Camille Gruhier
Clauses abusivesTwitter condamné
L’attente a été longue, mais la conclusion est savoureuse. Après 4 ans de procédures, le tribunal de grande instance de Paris a donné raison à l’UFC-Que Choisir dans la première manche du combat judiciaire contre Twitter et les 256 clauses abusives ou illicites de ses conditions générales. L’association obtient 30 000 € pour le préjudice moral porté à l’intérêt collectif, mais surtout la garantie que Twitter ne pourra plus appliquer ces conditions d’utilisation abusives à l’avenir. Bien que susceptible d’appel, cette victoire est de bon augure pour les procédures similaires à l’encontre de Facebook et de Google, toujours en cours.
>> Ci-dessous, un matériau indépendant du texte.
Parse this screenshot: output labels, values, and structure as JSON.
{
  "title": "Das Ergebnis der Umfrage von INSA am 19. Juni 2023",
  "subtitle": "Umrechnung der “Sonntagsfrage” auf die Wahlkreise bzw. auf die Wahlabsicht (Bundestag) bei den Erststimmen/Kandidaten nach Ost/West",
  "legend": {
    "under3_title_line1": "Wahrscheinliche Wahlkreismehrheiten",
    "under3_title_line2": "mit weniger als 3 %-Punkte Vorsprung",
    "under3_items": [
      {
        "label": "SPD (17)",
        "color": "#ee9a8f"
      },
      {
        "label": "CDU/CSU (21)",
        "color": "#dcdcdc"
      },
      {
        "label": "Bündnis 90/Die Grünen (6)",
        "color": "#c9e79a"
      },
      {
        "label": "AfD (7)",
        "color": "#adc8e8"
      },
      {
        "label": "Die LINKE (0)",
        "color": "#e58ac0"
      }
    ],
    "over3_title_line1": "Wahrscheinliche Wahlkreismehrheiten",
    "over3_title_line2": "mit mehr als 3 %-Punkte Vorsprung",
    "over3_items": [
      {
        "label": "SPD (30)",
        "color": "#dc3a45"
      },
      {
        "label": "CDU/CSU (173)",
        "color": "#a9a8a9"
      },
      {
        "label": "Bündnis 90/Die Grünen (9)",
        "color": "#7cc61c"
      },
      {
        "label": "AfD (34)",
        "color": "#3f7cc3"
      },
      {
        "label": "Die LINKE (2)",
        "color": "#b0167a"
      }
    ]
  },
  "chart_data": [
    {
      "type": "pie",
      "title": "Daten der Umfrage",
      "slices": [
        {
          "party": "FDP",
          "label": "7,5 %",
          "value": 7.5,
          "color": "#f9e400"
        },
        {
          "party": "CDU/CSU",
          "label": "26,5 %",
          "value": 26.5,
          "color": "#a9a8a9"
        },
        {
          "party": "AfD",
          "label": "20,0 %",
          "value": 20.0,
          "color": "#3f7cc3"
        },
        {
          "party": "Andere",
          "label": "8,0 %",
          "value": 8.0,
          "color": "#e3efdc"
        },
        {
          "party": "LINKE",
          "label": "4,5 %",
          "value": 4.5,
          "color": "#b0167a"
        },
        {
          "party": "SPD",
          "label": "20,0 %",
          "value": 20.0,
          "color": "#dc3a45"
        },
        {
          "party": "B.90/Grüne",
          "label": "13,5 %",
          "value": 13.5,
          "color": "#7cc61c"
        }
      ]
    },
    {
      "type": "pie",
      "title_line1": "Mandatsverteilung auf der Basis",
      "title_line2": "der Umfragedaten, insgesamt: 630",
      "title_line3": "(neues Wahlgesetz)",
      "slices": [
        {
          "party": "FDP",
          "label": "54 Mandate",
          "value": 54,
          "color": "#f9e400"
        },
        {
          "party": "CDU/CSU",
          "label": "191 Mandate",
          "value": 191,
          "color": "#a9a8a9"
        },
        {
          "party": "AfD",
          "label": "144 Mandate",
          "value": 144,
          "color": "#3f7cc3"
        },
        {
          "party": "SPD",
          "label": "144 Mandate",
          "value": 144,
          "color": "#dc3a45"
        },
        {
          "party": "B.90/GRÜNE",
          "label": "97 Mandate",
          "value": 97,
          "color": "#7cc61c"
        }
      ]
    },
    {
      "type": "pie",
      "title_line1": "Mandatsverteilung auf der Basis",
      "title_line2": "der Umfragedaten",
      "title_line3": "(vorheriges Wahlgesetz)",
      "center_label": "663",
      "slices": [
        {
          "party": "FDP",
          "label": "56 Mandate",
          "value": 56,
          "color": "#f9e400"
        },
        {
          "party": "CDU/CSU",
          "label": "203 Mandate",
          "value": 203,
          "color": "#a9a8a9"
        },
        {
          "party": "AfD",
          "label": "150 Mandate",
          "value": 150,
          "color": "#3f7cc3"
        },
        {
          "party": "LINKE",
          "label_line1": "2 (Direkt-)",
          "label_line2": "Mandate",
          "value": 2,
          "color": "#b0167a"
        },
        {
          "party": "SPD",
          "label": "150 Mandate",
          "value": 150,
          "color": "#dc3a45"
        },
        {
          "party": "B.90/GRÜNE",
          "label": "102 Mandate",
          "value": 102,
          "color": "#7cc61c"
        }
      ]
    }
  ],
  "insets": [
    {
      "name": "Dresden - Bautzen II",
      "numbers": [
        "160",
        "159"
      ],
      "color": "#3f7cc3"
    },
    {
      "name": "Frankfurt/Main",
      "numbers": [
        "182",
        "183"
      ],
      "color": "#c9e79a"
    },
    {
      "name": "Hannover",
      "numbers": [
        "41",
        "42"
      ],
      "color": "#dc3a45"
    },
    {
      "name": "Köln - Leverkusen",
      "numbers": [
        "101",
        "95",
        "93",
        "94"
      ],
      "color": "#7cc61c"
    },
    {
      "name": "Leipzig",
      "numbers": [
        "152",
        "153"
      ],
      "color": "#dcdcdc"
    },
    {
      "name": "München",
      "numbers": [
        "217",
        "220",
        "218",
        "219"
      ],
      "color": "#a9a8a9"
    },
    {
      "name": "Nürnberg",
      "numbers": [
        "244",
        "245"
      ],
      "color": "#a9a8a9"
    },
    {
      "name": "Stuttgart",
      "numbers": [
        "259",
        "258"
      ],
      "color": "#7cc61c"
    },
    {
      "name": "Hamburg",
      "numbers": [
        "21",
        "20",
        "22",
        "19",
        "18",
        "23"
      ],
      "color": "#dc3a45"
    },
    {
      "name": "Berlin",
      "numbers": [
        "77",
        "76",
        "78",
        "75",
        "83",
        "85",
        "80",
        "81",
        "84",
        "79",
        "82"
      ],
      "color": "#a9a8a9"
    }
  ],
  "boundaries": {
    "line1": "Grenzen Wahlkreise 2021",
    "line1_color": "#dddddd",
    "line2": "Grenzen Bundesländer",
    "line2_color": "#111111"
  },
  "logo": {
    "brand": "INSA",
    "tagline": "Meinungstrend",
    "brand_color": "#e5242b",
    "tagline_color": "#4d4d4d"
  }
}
En 2014, après des mois de discussions amiables infructueuses, l’UFC-Que Choisir assignait Twitter en justice pour faire reconnaître le caractère abusif ou illicite de dizaines de clauses contenues dans ses conditions générales d’utilisation. Après quatre années de procédures, compliquées par la modification des conditions générales en cours de route, le tribunal de grande instance de Paris vient de trancher. Twitter est condamné à 30 000 € pour le préjudice moral porté à l’intérêt collectif des consommateurs. Cette sanction financière est insignifiante pour le réseau social, qui a généré en 2017 un chiffre d’affaires mondial de 2,1 milliards de dollars (sans toutefois dégager de bénéfices). Mais la condamnation a une portée gigantesque pour la protection des données personnelles des utilisateurs. Car bien que plusieurs des clauses contestées ne soient plus appliquées, la décision du tribunal interdit qu’elles ne réapparaissent à l’avenir et acte plusieurs principes fondamentaux.
Vos données vous appartiennent !
En substance, elle reconnaît d’abord que les données des utilisateurs constituent bien une marchandise, puisque Twitter les commercialise pour vendre de la publicité ciblée. Les utilisateurs du site sont donc bien des consommateurs, protégés à ce titre par le code de la consommation. Sans ce préalable, il aurait été impossible de faire juger des clauses comme « abusives ». De même, le contrat entre Twitter et ses utilisateurs doit, du coup, faire l’objet d’une « information précontractuelle ». Comprenez qu’avant de signer quoi que ce soit, le consommateur doit savoir à quoi il s’engage. Le jugement du tribunal, que Twitter devra d’ailleurs rendre accessible à tous depuis sa page d’accueil, reconnaît que ce n’est pas le cas en ce qui concerne le consentement exprès de l’utilisateur. Non, en cochant une petite case pour accepter les conditions du service, le consommateur n’a pas expressément accepté que ses données soient exploitées. Conséquence heureuse, vos photos et vos tweets ne pourront plus faire l’objet d’une exploitation commerciale (publicité, ouvrages, etc.) sans vous demander votre accord. Enfin, dans son jugement, le tribunal reconnaît que Twitter ne peut pas placer ses utilisateurs français sous le coup de la loi américaine, comme il le faisait jusqu’en septembre 2016.
À suivre, Facebook et Google
Le réseau social dispose d’un délai d’un mois pour faire appel. Mais quelle que soit sa décision, ce premier jugement du tribunal s’avère de bon augure pour la suite qui sera donnée aux deux procédures engagées simultanément, et pour les mêmes raisons, contre Facebook et Google Plus. L’examen des conditions générales de ces deux réseaux sociaux n’était pas plus réjouissant, avec des dizaines de clauses abusives ou illicites. Ces jugements sont attendus dans les prochains mois.